December 18, 1995
Web posted at: 11:30 a.m. EST
From Correspondent David George
ATLANTA, Georgia (CNN) -- Approximately 34 million -- about 12 percent -- of the United States' 270 million citizens are black. Most classify themselves as African-Americans, and most are Christian.
Most African-Americans who crowd Christian churches across the country every Sunday are descended from people who came to the New World as slaves, bringing with them their African religious traditions. Over time, they turned to Christianity.
Dr. Robert Franklin, a professor, ordained minister and
Ford Foundation project officer, says Christianity's message
was a compelling one for people arriving on this continent in
chains.
"For a group of people who had suddenly lost their ability to define themselves, to move about freely, and who more importantly were stigmatized as less than human ... the message that they were somehow loved by God ... was exceedingly empowering psychologically," he said. (264K AIFF sound or 264K WAV sound)
Political empowerment came 300 years later, a century after the abolition of slavery. And Franklin credits "the church."
"The civil rights movement in the United States could not have occurred without the black church, without the message of freedom being proclaimed every week by talented, articulate preachers," he said.

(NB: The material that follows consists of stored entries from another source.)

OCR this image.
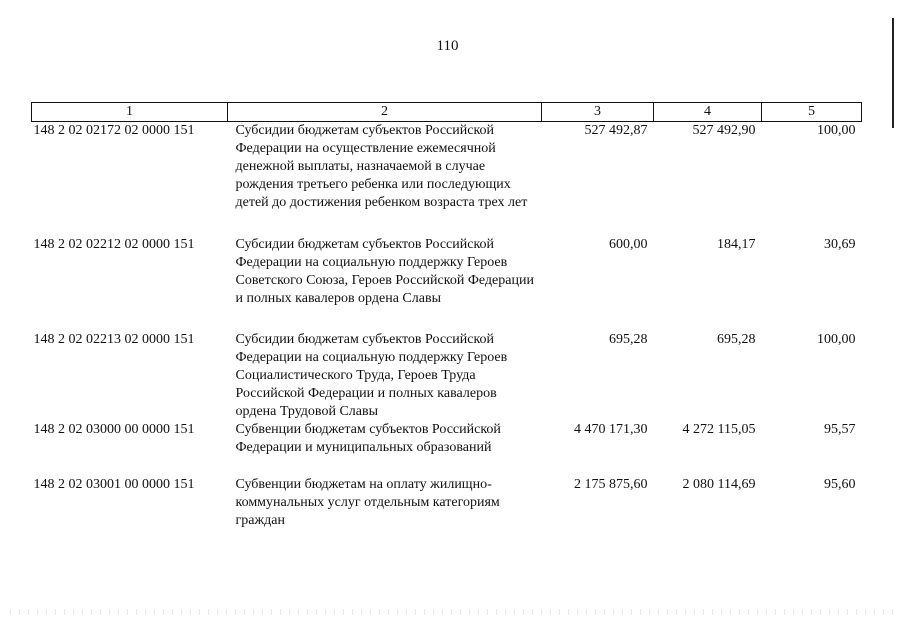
110
1	2	3	4	5
148 2 02 02172 02 0000 151	Субсидии бюджетам субъектов Российской Федерации на осуществление ежемесячной денежной выплаты, назначаемой в случае рождения третьего ребенка или последующих детей до достижения ребенком возраста трех лет	527 492,87	527 492,90	100,00
148 2 02 02212 02 0000 151	Субсидии бюджетам субъектов Российской Федерации на социальную поддержку Героев Советского Союза, Героев Российской Федерации и полных кавалеров ордена Славы	600,00	184,17	30,69
148 2 02 02213 02 0000 151	Субсидии бюджетам субъектов Российской Федерации на социальную поддержку Героев Социалистического Труда, Героев Труда Российской Федерации и полных кавалеров ордена Трудовой Славы	695,28	695,28	100,00
148 2 02 03000 00 0000 151	Субвенции бюджетам субъектов Российской Федерации и муниципальных образований	4 470 171,30	4 272 115,05	95,57
148 2 02 03001 00 0000 151	Субвенции бюджетам на оплату жилищно-коммунальных услуг отдельным категориям граждан	2 175 875,60	2 080 114,69	95,60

But now, barely three decades after the movement began, the black church is in decline. Franklin says a generation ago, four out of every five inner city black men had some contact with church or Sunday school. Today, studies show three out of five have no church contact whatsoever.
Franklin says things changed when the economy changed,
eliminating many low-skill, high-paying jobs.
"The absence of those jobs meant that larger numbers of men, working class men, were unemployed," he said, "and many of them began to sort of drop out of the institutional infrastructure of the black community's life." (298K AIFF sound or 298K WAV sound)
For some African-Americans, the Nation of Islam is filling the void. The growth of the branch of Americanized Islam led by Louis Farrakhan continues a shift that began 30 years ago, when another generation turned from the pacifism of Martin Luther King Jr. to the more militant message of Malcolm X.
"I think that Malcolm's message caught on with a younger generation who were impatient with King's southern Christian activism," Franklin said. "And so it was precisely the appeal of a more aggressive response to injustice that made Islam attractive to younger people."
While Franklin and others are unsure if the Americanized Islam of Malcolm X and Farrakhan will continue its growth, there is no question that the tradition Islam brought to the United States by Muslim immigrants is growing rapidly.
By some estimates there are as many as 8 million Muslims in American today. Though there is wide disagreement about current numbers, some scholars predict Islam could surpass Judaism to become the nation's second largest religious group early in the next century.